Kuhad has recently finished collecting all his work in one place. "Some songs were in my phone, some on different computers. I also have a lot of half-written verses and have trashed many full songs," he says.
Part autobiographical, part fictional, the self-deprecating musician says he doesn't want to get attached to his craft, but get better at it.
From his vacation itinerary to his music, Kuhad is a meticulous planner. He isn't much of a talker and is still nervous on stage.
"He likes to rehearse the set before going on stage, sing his songs one after the other and not talk to the audience between them. Basically just do his thing and get out," says Nikhil Vasudevan, a drummer who has been playing with Kuhad for the last six years. "We often hang after the shows for a bit, but then he likes to head home."
Home is where his craft is. Not on the road, not when he is moved by an experience, but in the backbreaking hours dedicated to writing songs.
"The ideas come to you when you have discipline," says Kuhad. "I have written multiple songs in one sitting."

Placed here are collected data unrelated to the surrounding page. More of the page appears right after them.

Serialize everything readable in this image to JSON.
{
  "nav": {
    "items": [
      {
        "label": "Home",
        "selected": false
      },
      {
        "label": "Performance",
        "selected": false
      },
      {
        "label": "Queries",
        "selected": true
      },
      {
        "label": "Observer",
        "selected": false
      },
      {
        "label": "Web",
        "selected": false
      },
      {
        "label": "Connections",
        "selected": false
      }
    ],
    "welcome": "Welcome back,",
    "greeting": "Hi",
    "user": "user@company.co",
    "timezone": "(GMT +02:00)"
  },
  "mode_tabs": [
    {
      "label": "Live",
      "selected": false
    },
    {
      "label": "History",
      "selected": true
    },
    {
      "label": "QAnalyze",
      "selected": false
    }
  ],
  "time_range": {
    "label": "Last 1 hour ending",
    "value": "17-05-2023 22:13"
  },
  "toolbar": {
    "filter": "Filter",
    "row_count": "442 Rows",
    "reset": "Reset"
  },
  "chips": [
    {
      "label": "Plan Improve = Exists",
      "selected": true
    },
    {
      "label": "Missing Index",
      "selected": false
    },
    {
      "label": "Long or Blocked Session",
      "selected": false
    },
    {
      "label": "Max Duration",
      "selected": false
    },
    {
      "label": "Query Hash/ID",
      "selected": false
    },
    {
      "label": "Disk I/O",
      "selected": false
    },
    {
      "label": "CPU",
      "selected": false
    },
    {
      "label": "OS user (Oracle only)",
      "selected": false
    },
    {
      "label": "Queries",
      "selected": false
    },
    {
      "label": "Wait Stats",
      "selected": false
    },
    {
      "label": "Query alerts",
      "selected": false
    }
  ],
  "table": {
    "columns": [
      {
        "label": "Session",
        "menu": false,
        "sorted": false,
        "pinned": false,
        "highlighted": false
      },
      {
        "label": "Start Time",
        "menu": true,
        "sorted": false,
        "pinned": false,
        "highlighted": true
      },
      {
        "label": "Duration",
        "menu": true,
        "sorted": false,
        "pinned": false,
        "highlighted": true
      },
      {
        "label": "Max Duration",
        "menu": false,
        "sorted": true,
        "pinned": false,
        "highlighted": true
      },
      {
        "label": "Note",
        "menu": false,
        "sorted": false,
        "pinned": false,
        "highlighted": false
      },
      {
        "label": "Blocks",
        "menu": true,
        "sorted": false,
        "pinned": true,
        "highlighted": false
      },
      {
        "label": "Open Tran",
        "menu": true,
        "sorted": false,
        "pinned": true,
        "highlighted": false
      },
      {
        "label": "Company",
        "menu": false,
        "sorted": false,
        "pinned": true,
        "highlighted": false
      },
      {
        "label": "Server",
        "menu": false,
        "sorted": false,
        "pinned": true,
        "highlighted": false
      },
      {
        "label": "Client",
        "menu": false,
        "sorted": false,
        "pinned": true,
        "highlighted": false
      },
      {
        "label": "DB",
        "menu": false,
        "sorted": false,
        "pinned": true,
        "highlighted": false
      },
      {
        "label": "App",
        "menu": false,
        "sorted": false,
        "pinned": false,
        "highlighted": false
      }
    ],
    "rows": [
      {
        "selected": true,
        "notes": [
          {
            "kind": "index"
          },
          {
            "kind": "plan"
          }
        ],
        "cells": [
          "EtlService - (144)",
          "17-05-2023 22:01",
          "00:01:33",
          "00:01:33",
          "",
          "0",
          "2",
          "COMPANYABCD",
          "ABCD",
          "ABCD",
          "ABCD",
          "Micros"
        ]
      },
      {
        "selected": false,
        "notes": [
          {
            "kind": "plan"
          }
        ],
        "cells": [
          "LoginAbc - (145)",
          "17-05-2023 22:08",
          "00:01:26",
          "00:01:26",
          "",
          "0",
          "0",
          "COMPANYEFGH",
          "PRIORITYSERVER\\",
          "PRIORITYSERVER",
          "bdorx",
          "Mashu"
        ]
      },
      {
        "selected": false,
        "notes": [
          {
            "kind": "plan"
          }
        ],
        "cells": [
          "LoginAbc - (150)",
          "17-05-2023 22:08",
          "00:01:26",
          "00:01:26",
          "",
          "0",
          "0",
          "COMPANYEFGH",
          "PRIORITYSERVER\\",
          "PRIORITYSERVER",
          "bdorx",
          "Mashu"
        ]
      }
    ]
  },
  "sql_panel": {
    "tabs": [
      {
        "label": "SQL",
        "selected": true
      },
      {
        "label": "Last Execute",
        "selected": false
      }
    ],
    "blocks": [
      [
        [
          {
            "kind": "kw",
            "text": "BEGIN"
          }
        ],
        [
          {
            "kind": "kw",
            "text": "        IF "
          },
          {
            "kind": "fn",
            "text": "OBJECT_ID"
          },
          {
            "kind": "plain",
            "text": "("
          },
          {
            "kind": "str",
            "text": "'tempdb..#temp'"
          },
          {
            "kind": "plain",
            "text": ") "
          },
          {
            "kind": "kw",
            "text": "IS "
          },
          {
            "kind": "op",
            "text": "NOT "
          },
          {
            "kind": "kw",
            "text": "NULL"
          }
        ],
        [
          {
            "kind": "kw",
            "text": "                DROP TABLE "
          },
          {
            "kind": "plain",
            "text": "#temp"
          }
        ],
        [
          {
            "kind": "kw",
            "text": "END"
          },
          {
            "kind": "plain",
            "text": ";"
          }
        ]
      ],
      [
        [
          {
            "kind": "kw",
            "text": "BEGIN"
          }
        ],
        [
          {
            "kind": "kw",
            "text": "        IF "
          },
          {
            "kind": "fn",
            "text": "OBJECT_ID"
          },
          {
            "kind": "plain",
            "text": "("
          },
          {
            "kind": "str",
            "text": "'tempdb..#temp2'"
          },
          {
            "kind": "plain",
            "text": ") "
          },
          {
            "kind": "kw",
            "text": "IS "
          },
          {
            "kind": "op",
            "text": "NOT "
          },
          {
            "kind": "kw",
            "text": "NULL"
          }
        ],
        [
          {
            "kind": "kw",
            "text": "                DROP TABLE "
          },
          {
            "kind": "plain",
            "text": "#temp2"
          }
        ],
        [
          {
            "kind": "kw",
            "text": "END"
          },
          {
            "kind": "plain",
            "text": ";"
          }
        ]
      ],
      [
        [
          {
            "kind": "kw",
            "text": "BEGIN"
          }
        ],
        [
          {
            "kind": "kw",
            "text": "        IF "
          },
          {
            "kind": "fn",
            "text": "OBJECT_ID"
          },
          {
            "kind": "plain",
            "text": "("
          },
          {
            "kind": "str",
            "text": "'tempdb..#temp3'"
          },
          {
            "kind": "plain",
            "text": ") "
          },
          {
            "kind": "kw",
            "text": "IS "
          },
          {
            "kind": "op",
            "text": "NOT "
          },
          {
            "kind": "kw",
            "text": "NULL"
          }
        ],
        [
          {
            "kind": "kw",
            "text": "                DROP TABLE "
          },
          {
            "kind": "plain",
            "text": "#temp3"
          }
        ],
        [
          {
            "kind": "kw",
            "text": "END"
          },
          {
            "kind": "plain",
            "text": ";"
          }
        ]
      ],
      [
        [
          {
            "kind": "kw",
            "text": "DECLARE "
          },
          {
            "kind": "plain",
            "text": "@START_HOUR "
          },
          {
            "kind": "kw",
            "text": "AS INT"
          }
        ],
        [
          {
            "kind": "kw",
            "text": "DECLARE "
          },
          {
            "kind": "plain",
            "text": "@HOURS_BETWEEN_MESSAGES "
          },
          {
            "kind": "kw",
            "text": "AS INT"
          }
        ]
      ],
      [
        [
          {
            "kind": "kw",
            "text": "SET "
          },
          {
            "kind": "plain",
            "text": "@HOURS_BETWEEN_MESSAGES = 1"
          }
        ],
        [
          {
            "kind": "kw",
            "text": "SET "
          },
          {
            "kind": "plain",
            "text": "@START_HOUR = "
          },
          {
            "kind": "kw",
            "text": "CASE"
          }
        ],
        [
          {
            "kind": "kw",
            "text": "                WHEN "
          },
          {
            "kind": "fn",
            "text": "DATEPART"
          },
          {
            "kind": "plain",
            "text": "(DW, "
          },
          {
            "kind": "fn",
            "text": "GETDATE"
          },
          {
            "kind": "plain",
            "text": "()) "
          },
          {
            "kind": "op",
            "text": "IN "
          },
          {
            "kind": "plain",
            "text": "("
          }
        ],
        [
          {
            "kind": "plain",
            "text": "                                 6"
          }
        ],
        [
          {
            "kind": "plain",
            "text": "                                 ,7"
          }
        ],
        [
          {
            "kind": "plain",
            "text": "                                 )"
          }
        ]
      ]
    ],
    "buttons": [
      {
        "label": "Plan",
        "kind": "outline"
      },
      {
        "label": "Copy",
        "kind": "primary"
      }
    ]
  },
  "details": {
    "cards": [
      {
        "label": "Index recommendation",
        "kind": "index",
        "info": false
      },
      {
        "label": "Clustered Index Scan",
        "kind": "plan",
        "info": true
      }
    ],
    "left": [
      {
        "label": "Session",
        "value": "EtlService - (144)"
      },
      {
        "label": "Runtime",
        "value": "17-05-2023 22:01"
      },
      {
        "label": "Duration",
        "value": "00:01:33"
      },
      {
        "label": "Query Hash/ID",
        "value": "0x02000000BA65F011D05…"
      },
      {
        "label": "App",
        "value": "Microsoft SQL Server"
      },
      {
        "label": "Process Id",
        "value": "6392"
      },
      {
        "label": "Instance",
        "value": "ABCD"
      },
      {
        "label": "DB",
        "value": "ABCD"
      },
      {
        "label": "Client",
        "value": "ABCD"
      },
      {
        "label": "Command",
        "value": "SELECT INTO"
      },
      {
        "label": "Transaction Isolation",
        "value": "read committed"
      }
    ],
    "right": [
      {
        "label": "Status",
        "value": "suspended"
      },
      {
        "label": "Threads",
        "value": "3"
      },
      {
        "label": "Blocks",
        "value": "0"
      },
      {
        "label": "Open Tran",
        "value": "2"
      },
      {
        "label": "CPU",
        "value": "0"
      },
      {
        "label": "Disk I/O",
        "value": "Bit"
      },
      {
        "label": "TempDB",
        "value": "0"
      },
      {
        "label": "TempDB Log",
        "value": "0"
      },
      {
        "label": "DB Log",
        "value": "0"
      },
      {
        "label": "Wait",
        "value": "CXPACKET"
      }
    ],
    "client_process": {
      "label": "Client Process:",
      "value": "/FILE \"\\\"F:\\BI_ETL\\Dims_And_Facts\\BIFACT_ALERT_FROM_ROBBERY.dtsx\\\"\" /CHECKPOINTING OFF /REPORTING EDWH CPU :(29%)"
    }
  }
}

On stage, it's important that nothing is out of place. "We take care of every little detail. We are like, let's carry even the keyboard stool that he is comfortable using to every show," says Anirudh Voleti, Kuhad's manager, who has been booking his shows since 2015.
A rare laugh let out on the mic during a performance catches his fans by surprise, and only adds to his boyish charm. But even rarer is when he directly engages with them.
In Mumbai recently, he stopped mid-song, walked closer to his audience and asked them to raise their phone screens in the darkness.
Not an original idea, not an unusual sight at a music concert. But for the math graduate turned musician, the reserved person and nervous performer, a musician who is arguably the best independent singer-songwriter in the country today, it was a transformational moment.
One in which he finally realised the extent of his popularity and the power of his music.